The most difficult conversation you will ever have with your children

I think it is a natural human reaction to, once the decision has been made to separate, want to immediately take some action toward that plan, such as moving out, or talking to your children about plans for divorce. As understanding as that feeling is, I routinely encourage my clients to slow down, be deliberate, and make smart choices when it comes to these major decisions.

Talking to your children about plans for separation and divorce is probably one of the most difficult conversations you and your partner will have with your children. What follows is advice I routinely share with my clients as they prepare for this step.

1. Strategize with your partner on what the conversation looks like well prior to having the conversation.

Just like you would prepare for a presentation at work where you will be fielding questions from the audience, you and your partner need to prepare for this discussion with your children. You will want to be on the same page about how much detail, if any, regarding the reason for separation you will share (see information under #3 below for more information on this) and have a cohesive story-line to follow. Children will perceive if you and your partner are not on the same page and that will cause insecurity.

2. Don’t even think about starting this conversation until you and your partner have a clear game plan that you both see eye-to-eye on.

Naturally, your children are going to have questions about how your plans for separation will impact their daily lives and so it is essential that you have clear answers for those questions before having this conversation. You and your partner need to come across to your children as a unified force with a clear plan so that there is nothing for your child to worry about because you and your partner have it covered. Questions that you can probably expect from your children:

i. Why are you separating?
ii. Whose fault is it you are separating?
iii. Where will I live after separation?
iv. How often will I get to see you/the other parent?

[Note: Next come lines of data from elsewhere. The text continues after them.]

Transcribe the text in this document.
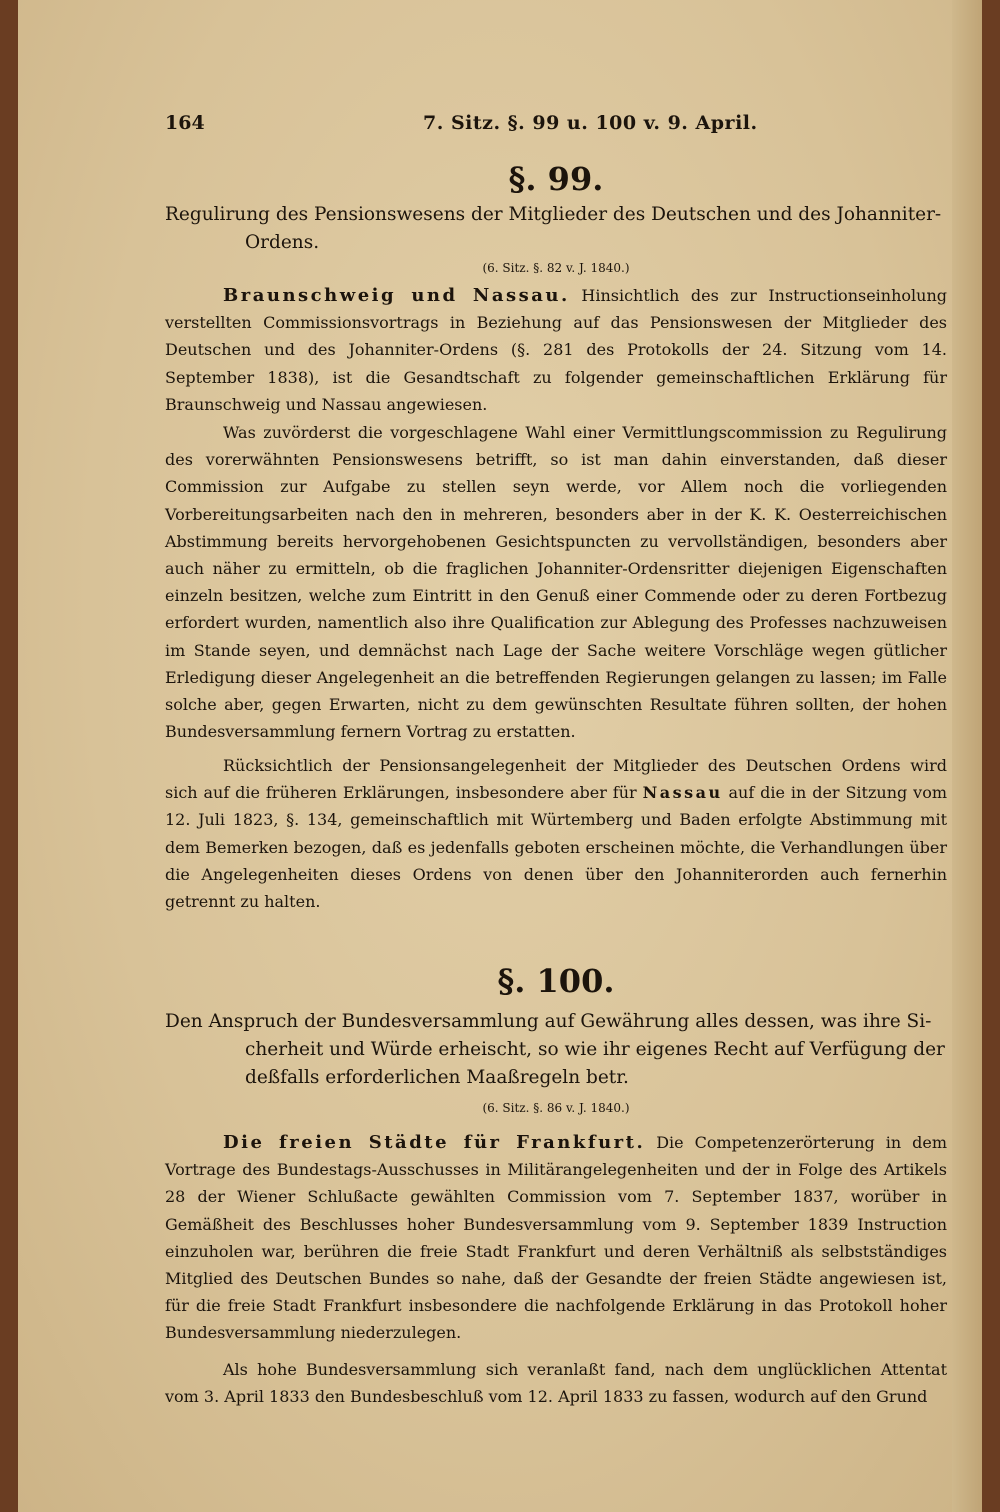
164	7. Sitz. §. 99 u. 100 v. 9. April.
§. 99.
Regulirung des Pensionswesens der Mitglieder des Deutschen und des Johanniter-
Ordens.
(6. Sitz. §. 82 v. J. 1840.)

Braunschweig und Nassau. Hinsichtlich des zur Instructionseinholung verstellten Commissionsvortrags in Beziehung auf das Pensionswesen der Mitglieder des Deutschen und des Johanniter-Ordens (§. 281 des Protokolls der 24. Sitzung vom 14. September 1838), ist die Gesandtschaft zu folgender gemeinschaftlichen Erklärung für Braunschweig und Nassau angewiesen.

Was zuvörderst die vorgeschlagene Wahl einer Vermittlungscommission zu Regulirung des vorerwähnten Pensionswesens betrifft, so ist man dahin einverstanden, daß dieser Commission zur Aufgabe zu stellen seyn werde, vor Allem noch die vorliegenden Vorbereitungsarbeiten nach den in mehreren, besonders aber in der K. K. Oesterreichischen Abstimmung bereits hervorgehobenen Gesichtspuncten zu vervollständigen, besonders aber auch näher zu ermitteln, ob die fraglichen Johanniter-Ordensritter diejenigen Eigenschaften einzeln besitzen, welche zum Eintritt in den Genuß einer Commende oder zu deren Fortbezug erfordert wurden, namentlich also ihre Qualification zur Ablegung des Professes nachzuweisen im Stande seyen, und demnächst nach Lage der Sache weitere Vorschläge wegen gütlicher Erledigung dieser Angelegenheit an die betreffenden Regierungen gelangen zu lassen; im Falle solche aber, gegen Erwarten, nicht zu dem gewünschten Resultate führen sollten, der hohen Bundesversammlung fernern Vortrag zu erstatten.

Rücksichtlich der Pensionsangelegenheit der Mitglieder des Deutschen Ordens wird sich auf die früheren Erklärungen, insbesondere aber für Nassau auf die in der Sitzung vom 12. Juli 1823, §. 134, gemeinschaftlich mit Würtemberg und Baden erfolgte Abstimmung mit dem Bemerken bezogen, daß es jedenfalls geboten erscheinen möchte, die Verhandlungen über die Angelegenheiten dieses Ordens von denen über den Johanniterorden auch fernerhin getrennt zu halten.

§. 100.
Den Anspruch der Bundesversammlung auf Gewährung alles dessen, was ihre Si-
cherheit und Würde erheischt, so wie ihr eigenes Recht auf Verfügung der
deßfalls erforderlichen Maaßregeln betr.
(6. Sitz. §. 86 v. J. 1840.)

Die freien Städte für Frankfurt. Die Competenzerörterung in dem Vortrage des Bundestags-Ausschusses in Militärangelegenheiten und der in Folge des Artikels 28 der Wiener Schlußacte gewählten Commission vom 7. September 1837, worüber in Gemäßheit des Beschlusses hoher Bundesversammlung vom 9. September 1839 Instruction einzuholen war, berühren die freie Stadt Frankfurt und deren Verhältniß als selbstständiges Mitglied des Deutschen Bundes so nahe, daß der Gesandte der freien Städte angewiesen ist, für die freie Stadt Frankfurt insbesondere die nachfolgende Erklärung in das Protokoll hoher Bundesversammlung niederzulegen.

Als hohe Bundesversammlung sich veranlaßt fand, nach dem unglücklichen Attentat vom 3. April 1833 den Bundesbeschluß vom 12. April 1833 zu fassen, wodurch auf den Grund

No doubt, these are challenging questions, and if your answer for all or most of them is, “I don’t know” or “We will figure it out,” that is going to cause your children to feel uncomfortable with the lack of a clear path forward.

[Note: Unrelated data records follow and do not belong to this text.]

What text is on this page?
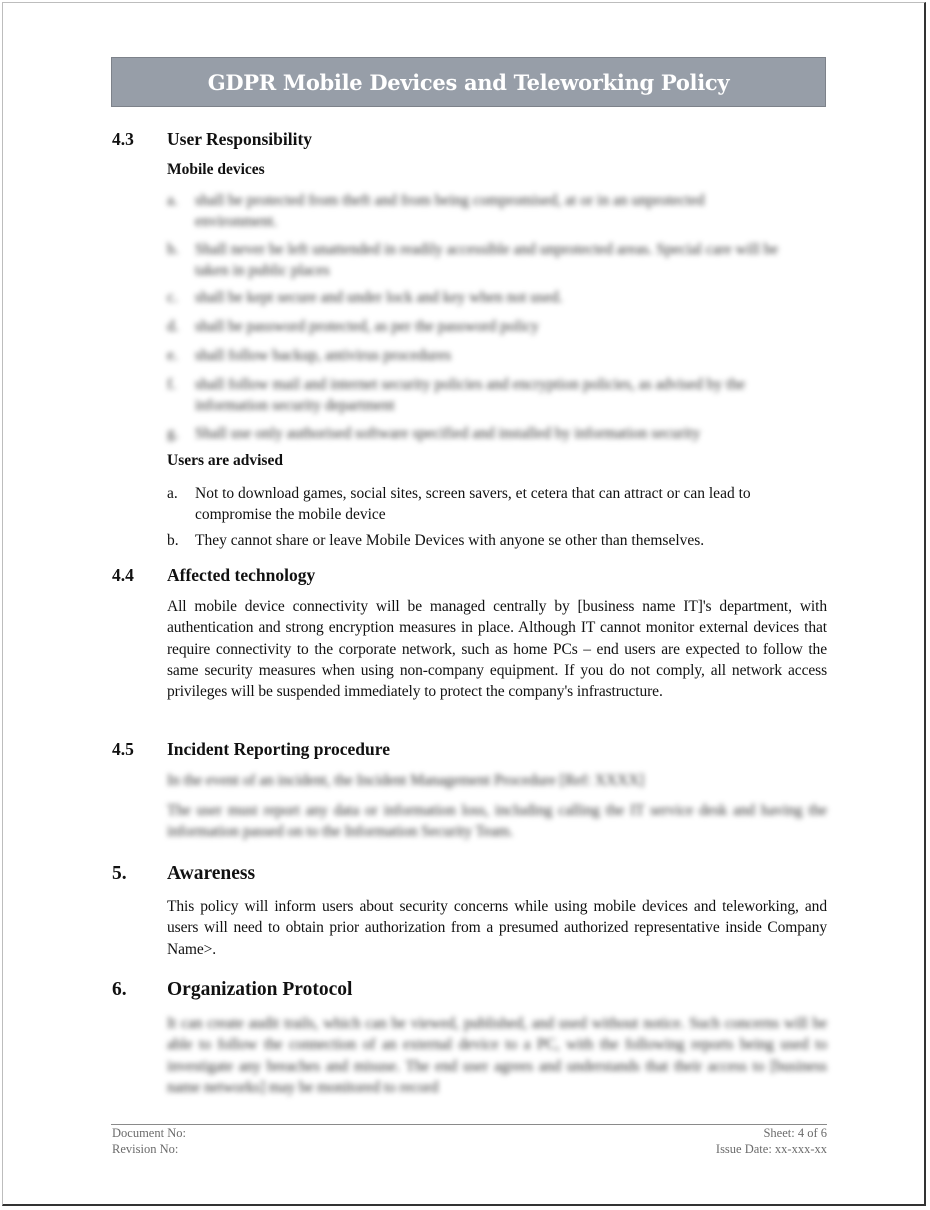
GDPR Mobile Devices and Teleworking Policy
4.3 User Responsibility
Mobile devices
a. shall be protected from theft and from being compromised, at or in an unprotected environment.
b. Shall never be left unattended in readily accessible and unprotected areas. Special care will be taken in public places
c. shall be kept secure and under lock and key when not used.
d. shall be password protected, as per the password policy
e. shall follow backup, antivirus procedures
f. shall follow mail and internet security policies and encryption policies, as advised by the information security department
g. Shall use only authorised software specified and installed by information security
Users are advised
a. Not to download games, social sites, screen savers, et cetera that can attract or can lead to compromise the mobile device
b. They cannot share or leave Mobile Devices with anyone se other than themselves.
4.4 Affected technology
All mobile device connectivity will be managed centrally by [business name IT]'s department, with authentication and strong encryption measures in place. Although IT cannot monitor external devices that require connectivity to the corporate network, such as home PCs – end users are expected to follow the same security measures when using non-company equipment. If you do not comply, all network access privileges will be suspended immediately to protect the company's infrastructure.
4.5 Incident Reporting procedure
In the event of an incident, the Incident Management Procedure [Ref: XXXX]
The user must report any data or information loss, including calling the IT service desk and having the information passed on to the Information Security Team.
5. Awareness
This policy will inform users about security concerns while using mobile devices and teleworking, and users will need to obtain prior authorization from a presumed authorized representative inside Company Name>.
6. Organization Protocol
It can create audit trails, which can be viewed, published, and used without notice. Such concerns will be able to follow the connection of an external device to a PC, with the following reports being used to investigate any breaches and misuse. The end user agrees and understands that their access to [business name networks] may be monitored to record
Document No:
Revision No:
Sheet: 4 of 6
Issue Date: xx-xxx-xx
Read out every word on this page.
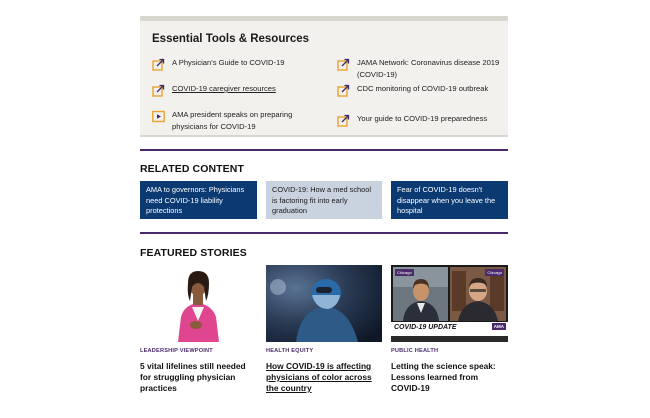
Essential Tools & Resources
A Physician's Guide to COVID-19
COVID-19 caregiver resources
AMA president speaks on preparing physicians for COVID-19
JAMA Network: Coronavirus disease 2019 (COVID-19)
CDC monitoring of COVID-19 outbreak
Your guide to COVID-19 preparedness
RELATED CONTENT
AMA to governors: Physicians need COVID-19 liability protections
COVID-19: How a med school is factoring fit into early graduation
Fear of COVID-19 doesn't disappear when you leave the hospital
FEATURED STORIES
Chicago	Chicago
COVID-19 UPDATE	AMA
LEADERSHIP VIEWPOINT	HEALTH EQUITY	PUBLIC HEALTH
5 vital lifelines still needed for struggling physician practices
How COVID-19 is affecting physicians of color across the country
Letting the science speak: Lessons learned from COVID-19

3. Seek professional advice from a therapist with experience working with families going through divorce for guidance on how to answer the difficult questions that will inevitably come your way. Trained child specialists are an excellent resource in this regard. A few pointers based on my experience:

It is never okay to place blame on your partner for causing or prompting the separation in this conversation. Step back and think about it – blaming your partner for causing the separation is about you and your feelings in your relationship with your partner, not about your children and reassuring them that everything will be okay through this major life transition. It is completely natural if you are not the one prompting the separation to want to point the finger at the other parent and place blame, to assure your children you are not the one wanting to break up the family unit. But doing so makes it apparent to your children that you and your partner are not, in fact, a unified force and instead, are at odds with one another. This may cause them to feel insecure and fearful about what the future holds for them, or worse, to feel that they must choose between the two of you.

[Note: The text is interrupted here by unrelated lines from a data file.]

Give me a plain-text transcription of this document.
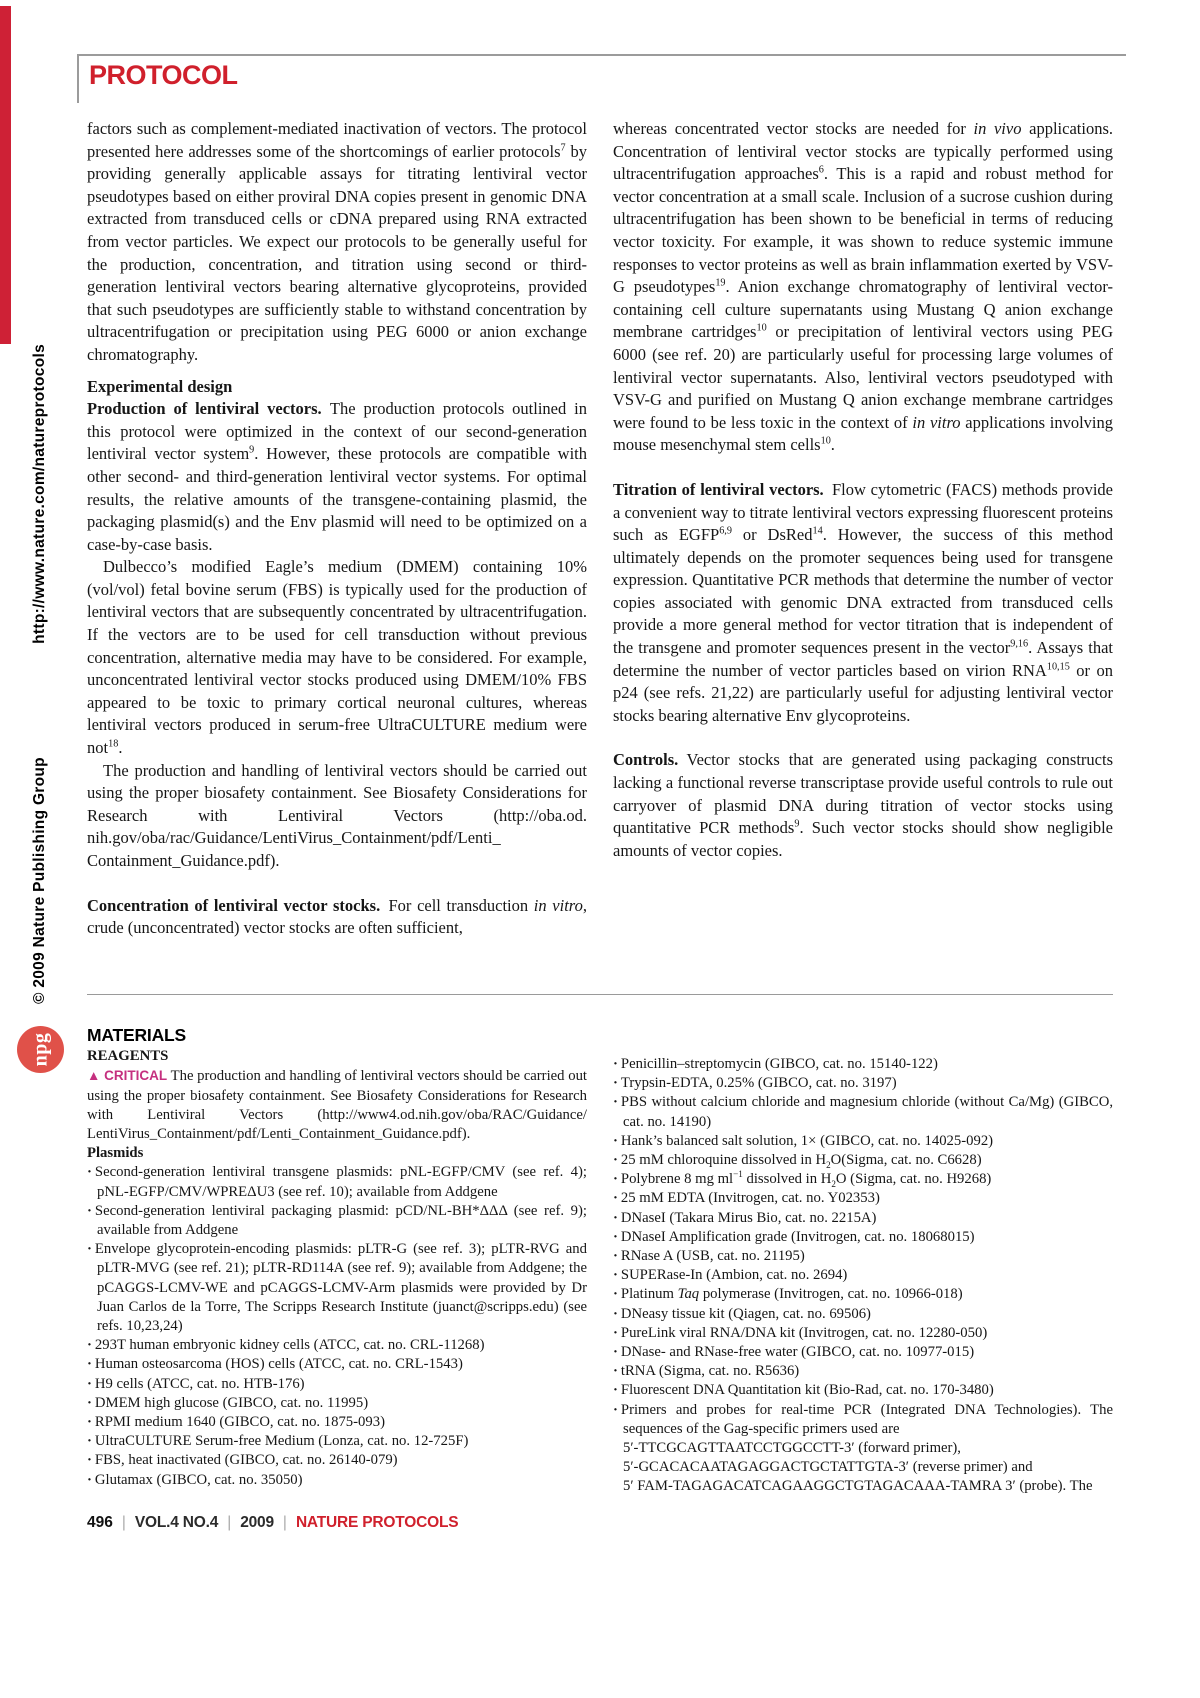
© 2009 Nature Publishing Group
http://www.nature.com/natureprotocols
npg
PROTOCOL

factors such as complement-mediated inactivation of vectors. The protocol presented here addresses some of the shortcomings of earlier protocols$^7$ by providing generally applicable assays for titrating lentiviral vector pseudotypes based on either proviral DNA copies present in genomic DNA extracted from transduced cells or cDNA prepared using RNA extracted from vector particles. We expect our protocols to be generally useful for the production, concentration, and titration using second or third-generation lentiviral vectors bearing alternative glycoproteins, provided that such pseudotypes are sufficiently stable to withstand concentration by ultracentrifugation or precipitation using PEG 6000 or anion exchange chromatography.

Experimental design

Production of lentiviral vectors. The production protocols outlined in this protocol were optimized in the context of our second-generation lentiviral vector system$^9$. However, these protocols are compatible with other second- and third-generation lentiviral vector systems. For optimal results, the relative amounts of the transgene-containing plasmid, the packaging plasmid(s) and the Env plasmid will need to be optimized on a case-by-case basis.

Dulbecco’s modified Eagle’s medium (DMEM) containing 10% (vol/vol) fetal bovine serum (FBS) is typically used for the production of lentiviral vectors that are subsequently concentrated by ultracentrifugation. If the vectors are to be used for cell transduction without previous concentration, alternative media may have to be considered. For example, unconcentrated lentiviral vector stocks produced using DMEM/10% FBS appeared to be toxic to primary cortical neuronal cultures, whereas lentiviral vectors produced in serum-free UltraCULTURE medium were not$^{18}$.

The production and handling of lentiviral vectors should be carried out using the proper biosafety containment. See Biosafety Considerations for Research with Lentiviral Vectors (http://oba.od. nih.gov/oba/rac/Guidance/LentiVirus_Containment/pdf/Lenti_ Containment_Guidance.pdf).

Concentration of lentiviral vector stocks. For cell transduction in vitro, crude (unconcentrated) vector stocks are often sufficient,

whereas concentrated vector stocks are needed for in vivo applications. Concentration of lentiviral vector stocks are typically performed using ultracentrifugation approaches$^6$. This is a rapid and robust method for vector concentration at a small scale. Inclusion of a sucrose cushion during ultracentrifugation has been shown to be beneficial in terms of reducing vector toxicity. For example, it was shown to reduce systemic immune responses to vector proteins as well as brain inflammation exerted by VSV-G pseudotypes$^{19}$. Anion exchange chromatography of lentiviral vector-containing cell culture supernatants using Mustang Q anion exchange membrane cartridges$^{10}$ or precipitation of lentiviral vectors using PEG 6000 (see ref. 20) are particularly useful for processing large volumes of lentiviral vector supernatants. Also, lentiviral vectors pseudotyped with VSV-G and purified on Mustang Q anion exchange membrane cartridges were found to be less toxic in the context of in vitro applications involving mouse mesenchymal stem cells$^{10}$.

Titration of lentiviral vectors. Flow cytometric (FACS) methods provide a convenient way to titrate lentiviral vectors expressing fluorescent proteins such as EGFP$^{6,9}$ or DsRed$^{14}$. However, the success of this method ultimately depends on the promoter sequences being used for transgene expression. Quantitative PCR methods that determine the number of vector copies associated with genomic DNA extracted from transduced cells provide a more general method for vector titration that is independent of the transgene and promoter sequences present in the vector$^{9,16}$. Assays that determine the number of vector particles based on virion RNA$^{10,15}$ or on p24 (see refs. 21,22) are particularly useful for adjusting lentiviral vector stocks bearing alternative Env glycoproteins.

Controls. Vector stocks that are generated using packaging constructs lacking a functional reverse transcriptase provide useful controls to rule out carryover of plasmid DNA during titration of vector stocks using quantitative PCR methods$^9$. Such vector stocks should show negligible amounts of vector copies.

MATERIALS
REAGENTS
▲ CRITICAL The production and handling of lentiviral vectors should be carried out using the proper biosafety containment. See Biosafety Considerations for Research with Lentiviral Vectors (http://www4.od.nih.gov/oba/RAC/Guidance/ LentiVirus_Containment/pdf/Lenti_Containment_Guidance.pdf).
Plasmids
· Second-generation lentiviral transgene plasmids: pNL-EGFP/CMV (see ref. 4); pNL-EGFP/CMV/WPREΔU3 (see ref. 10); available from Addgene
· Second-generation lentiviral packaging plasmid: pCD/NL-BH*ΔΔΔ (see ref. 9); available from Addgene
· Envelope glycoprotein-encoding plasmids: pLTR-G (see ref. 3); pLTR-RVG and pLTR-MVG (see ref. 21); pLTR-RD114A (see ref. 9); available from Addgene; the pCAGGS-LCMV-WE and pCAGGS-LCMV-Arm plasmids were provided by Dr Juan Carlos de la Torre, The Scripps Research Institute (juanct@scripps.edu) (see refs. 10,23,24)
· 293T human embryonic kidney cells (ATCC, cat. no. CRL-11268)
· Human osteosarcoma (HOS) cells (ATCC, cat. no. CRL-1543)
· H9 cells (ATCC, cat. no. HTB-176)
· DMEM high glucose (GIBCO, cat. no. 11995)
· RPMI medium 1640 (GIBCO, cat. no. 1875-093)
· UltraCULTURE Serum-free Medium (Lonza, cat. no. 12-725F)
· FBS, heat inactivated (GIBCO, cat. no. 26140-079)
· Glutamax (GIBCO, cat. no. 35050)
· Penicillin–streptomycin (GIBCO, cat. no. 15140-122)
· Trypsin-EDTA, 0.25% (GIBCO, cat. no. 3197)
· PBS without calcium chloride and magnesium chloride (without Ca/Mg) (GIBCO, cat. no. 14190)
· Hank’s balanced salt solution, 1× (GIBCO, cat. no. 14025-092)
· 25 mM chloroquine dissolved in $H_2O(Sigma$, cat. no. C6628)
· Polybrene 8 mg $ml^{-1}$ dissolved in $H_2O$ (Sigma, cat. no. H9268)
· 25 mM EDTA (Invitrogen, cat. no. Y02353)
· DNaseI (Takara Mirus Bio, cat. no. 2215A)
· DNaseI Amplification grade (Invitrogen, cat. no. 18068015)
· RNase A (USB, cat. no. 21195)
· SUPERase-In (Ambion, cat. no. 2694)
· Platinum Taq polymerase (Invitrogen, cat. no. 10966-018)
· DNeasy tissue kit (Qiagen, cat. no. 69506)
· PureLink viral RNA/DNA kit (Invitrogen, cat. no. 12280-050)
· DNase- and RNase-free water (GIBCO, cat. no. 10977-015)
· tRNA (Sigma, cat. no. R5636)
· Fluorescent DNA Quantitation kit (Bio-Rad, cat. no. 170-3480)
· Primers and probes for real-time PCR (Integrated DNA Technologies). The sequences of the Gag-specific primers used are
5′-TTCGCAGTTAATCCTGGCCTT-3′ (forward primer),
5′-GCACACAATAGAGGACTGCTATTGTA-3′ (reverse primer) and
5′ FAM-TAGAGACATCAGAAGGCTGTAGACAAA-TAMRA 3′ (probe). The
496 | VOL.4 NO.4 | 2009 | NATURE PROTOCOLS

My clients sometimes tell me that they are not comfortable “lying” to their children about various things, such as the reason for the separation, or who wants the separation and who does not. Please allow me to dissuade you of this notion of so-called truthfulness with your children. While the term lying is harsh, the reality is we lie to our children everyday because we want to protect them from realities which they are not able to understand and process due to their age. For example, when your 4 year old asks you how babies are made and where they come from, you don’t explain the details of reproduction in all its glory; rather, you provide what you consider to be an age-appropriate answer to the question. Your children do not need to know the innermost details of the relationship (or rather, the destruction of the relationship) between you and your partner; this is not information they are entitled to as children, that is an adult topic that does not concern them. What does concern them is how your separation will impact their daily lives, how much and how frequently will they be seeing each parent, where the family pet will be living, things of that nature. When asked why you and your partner are separating (whether asked this question when your partner is present or absent), respond with a vague, age-appropriate response, such as, “We decided that things for all of us would be better if we no longer live in the same house together” or, “We do not feel the way about one another that we did years ago and so we are going to be friends rather than spouses.” Notice both of these examples begin with the word “we” – this goes back to the point above about you and your partner coming across as a unified force. If you tell your child that the other parent decided… then it is apparent who (in your mind) is the victim and who is the perpetrator – leading your child to conclude that he or she should align themselves with you, the victim in this situation.

Once the decision is made to separate, you have the opportunity to take time to work on a plan for how to accomplish separation without negatively disrupting your children’s lives, to make smart financial decisions which minimize the cost of the process, and to preserve the relationship between you and your partner so that you can effectively work together on the other end of the process. Slow down, make smart choices, and consult an attorney who has the well-being of your whole family in mind.